Transferts des paris physiques : ‘’l’injonction de la Lonagui n’est pas opposable à Guinée Games’’, selon un juriste
Dans un communiqué diffusé le 14 juillet 2022, la Loterie nationale de Guinée (Lonagui) demande aux sociétés impliquées dans toutes les formes de jeux, de pronostics et assimilés à prendre attache avec sa direction générale pour le transfert des activités au plus tard le 13 aout.
Le directeur général de la Lonagui, Mohamed Baba Sylla indique aux sociétés Guinée Games et à la Guinéenne des jeux qu’à date, aucun contrat de concession portant sur la commercialisation en réseau physique de distribution n’est en vigueur au regard des règles applicables.

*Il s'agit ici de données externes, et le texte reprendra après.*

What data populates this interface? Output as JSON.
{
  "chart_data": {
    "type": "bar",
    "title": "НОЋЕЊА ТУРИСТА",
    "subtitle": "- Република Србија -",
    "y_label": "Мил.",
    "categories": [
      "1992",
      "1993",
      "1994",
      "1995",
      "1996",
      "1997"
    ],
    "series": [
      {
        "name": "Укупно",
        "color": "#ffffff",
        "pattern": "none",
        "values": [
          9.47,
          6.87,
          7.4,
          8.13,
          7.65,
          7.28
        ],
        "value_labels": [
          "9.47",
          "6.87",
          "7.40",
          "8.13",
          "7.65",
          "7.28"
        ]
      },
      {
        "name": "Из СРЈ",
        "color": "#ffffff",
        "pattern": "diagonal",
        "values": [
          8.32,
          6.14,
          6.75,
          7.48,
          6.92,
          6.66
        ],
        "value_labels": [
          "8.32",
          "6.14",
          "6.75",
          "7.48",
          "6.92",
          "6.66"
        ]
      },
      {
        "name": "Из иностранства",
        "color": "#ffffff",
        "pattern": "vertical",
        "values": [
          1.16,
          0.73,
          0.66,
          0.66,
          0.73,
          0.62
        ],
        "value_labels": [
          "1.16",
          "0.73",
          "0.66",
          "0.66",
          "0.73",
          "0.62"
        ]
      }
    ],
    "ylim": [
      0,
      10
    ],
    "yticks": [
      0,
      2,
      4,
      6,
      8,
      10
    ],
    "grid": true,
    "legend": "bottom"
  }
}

Le juriste Jean Paul Kotembedouno, invité lundi sur le plateau de Mirador, rappelle que ‘’le 13 mai dernier, le Président de la Transition a pris un décret conférant à la Lonagui l’exclusivité de l’organisation et de l’exploitation de toutes les formes de jeux de hasard…Cette exclusivité existait aussi déjà depuis le décret de 2000, tel qu’indiqué dans le dernier décret’’.
‘’La durée de la validité du contrat est arrivée à expiration le 20 avril 2021. Pour mettre un terme au contrat avec Guinée Games, il aurait fallu que la société Guinée Games ait manqué à ses obligations’’, explique le professionnel de droit qui précise le contrat liant la société de paris sportifs à l’Etat guinéen a été prorogé par tacite reconduction jusqu’au avril 2031 en raison de l’article 3-1 de cet avenant puisque à aucun moment la LONAGUI n’a dénoncé ce contrat avant le 20 avril 2021.

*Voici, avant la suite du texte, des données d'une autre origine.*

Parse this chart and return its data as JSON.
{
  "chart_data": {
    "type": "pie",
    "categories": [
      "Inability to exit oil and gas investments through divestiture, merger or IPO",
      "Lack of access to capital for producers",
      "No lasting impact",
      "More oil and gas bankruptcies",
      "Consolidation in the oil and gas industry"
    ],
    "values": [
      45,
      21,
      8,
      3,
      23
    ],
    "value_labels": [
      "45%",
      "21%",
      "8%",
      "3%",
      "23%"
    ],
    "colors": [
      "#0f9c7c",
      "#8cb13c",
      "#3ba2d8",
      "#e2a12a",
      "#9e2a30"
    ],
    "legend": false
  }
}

‘’Si l’Etat considère que le contrat est mal ficelé et qu’il y a déséquilibre à son détriment, il lui appartient d’attendre trois mois avant la date d’expiration du contrat, donc en janvier 2031 pour le renégocier. J’ai lu le préambule du contrat de 2011 où la Lonagui, dans une lettre préparatoire, annonçait l’exigence de la renégociation du contrat’’, dit-il pour éclairer la lanterne de l’opinion.
Sur un plan strictement juridique, il estime le communiqué de la Lonagui ne concerne pas Guinée Games. ‘’Le décret parle de gestion exclusive accordée à la Lonagui. La Lonagui, elle, parle transfert de biens et de propriété. Elle parle de facto de nationalisation là où le décret se borne à réaffirmer le principe de la gestion exclusive’’, souligne-t-il, tout en apportant une précision de taille : ‘’le décret du président de la transition ne parle des contrats en cours de validité’’.
Et mieux encore, note le juriste, ‘’il ne suffit pas d’alléguer des manquements, il faut les démontrer. Donc que la Lonagui démontre que la Guinée Games a manqué à ses obligations et qu’en raison de ces manquements, la Lonagui ait dénoncé la concession en la date du 20 avril 2021 plus tard’’.
‘’La Lonagui allègue des manquements, mais ne démontre pas au regard du communiqué que j’ai lu. Elle ne dit pas non plus qu’elle a dénoncé le contrat à la période contractuelle indiquée. En ne démontrant pas les preuves, le contrat est en cours de validité’’, argumente M. Jean Paul Kotembedouno qui dit à qui veut l’entendre que ‘’l’injonction de la Lonagui n’est pas opposable à Guinée Games. Parce que le décret du 13 mai 2022, en application duquel la direction de la Lonagui, ne se limite pas à confier à la Lonagui le monopole de l’organisation. Il prévoit dans son article 3 que le décret n’est pas applicable aux contrats relatifs à l’organisation des jeux qui sont encore en cours de validité’’ tel que celui de Guinée Games.
En réalité, assure-t-il, ‘’le décret prend en compte, me semble-t-il, l’harmonie et les conséquences directes de la concession. Le décret est convenable du point de vue du droit. Mais il ne me semble pas que c’est le cas pour le communiqué de la Lonagui qui va plus loin que ce prévoit le décret’’.
En somme, pour bien comprendre, la Lonagui en tant que régulateur devrait faire appliquer la loi et les contrats, cependant, elle outrepasse le dernier décret en s’arrosant le droit de récupérer les activités d’une société privée alors que la loi ne le lui permet pas.
Le juriste prévient que la société Guinée Games est en droit d’aller en procès au cas où la Lonagui arriverait à s’emparer de ses activités.